What the figures reflect then is an industry crying out for savvy category management: the variety of titles has soared this decade from 2,600 to 4,500; the biggest titles are declining in unit sales, causing a flatness overall; and total dollars are up because of cover price hikes.

Indeed, "progressive retailers are driving the shift from a publisher-push system to a consumer-pull system.
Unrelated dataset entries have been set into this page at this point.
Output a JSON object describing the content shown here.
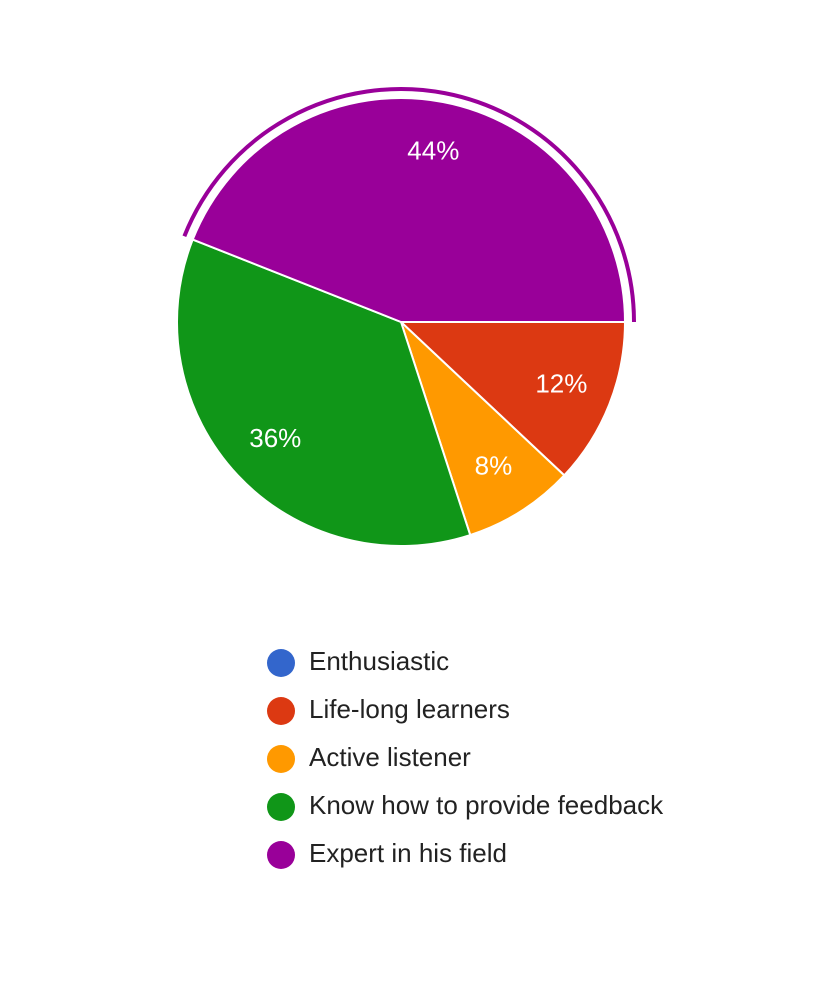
{
  "chart_data": {
    "type": "pie",
    "categories": [
      "Enthusiastic",
      "Life-long learners",
      "Active listener",
      "Know how to provide feedback",
      "Expert in his field"
    ],
    "values": [
      0,
      12,
      8,
      36,
      44
    ],
    "value_labels": [
      null,
      "12%",
      "8%",
      "36%",
      "44%"
    ],
    "colors": [
      "#3366cc",
      "#dc3912",
      "#ff9900",
      "#109618",
      "#990099"
    ],
    "highlighted": 4
  }
}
They very much want to look at the whole category, sub-segments, assortments, titles and quantities to create an order regulation system that gives them better sell-through and higher returns," said Ellen Gussin, president of Allen Levis Organization, the Northfield, Ill.-based consulting firm acting as facilitator for the Magazine Retail Advisory Council, which is jointly funded by publishers, national distributors and magazine wholesalers.

"Sophisticated chains want to assort by store clusters, and most wholesalers already have powerful models that dictate assortment based on demographics of a marketplace," added Gussin. "They work pretty well, and publishers are getting more involved to help their own specific titles."

Yet Wal-Mart can activate a technology edge whenever it wants that would enhance its inventory capabilities. Sources acknowledge that the mega-discounter has scanners in place that are able to read issue code. "If they begin using them, it would help them cluster and assort titles better," noted Gussin. "It would be one more example of how Wal-Mart would raise the bar, and everyone would have to comply in order to compete."

To help unearth inefficiencies in magazine distribution, the UCC and MRAC are creating a flow chart of how titles move from creation through to the reader. It will document transportation, who authorizes decisions at each step, how distributors interact with printers and break-up agents, and more. "There's merit to the argument that the distribution model needs to be streamlined. So many people touch the product, it's amazing," said Gussin. "This will give all members of the supply chain a clear understanding of areas they're not involved in, and create a common platform for discussion."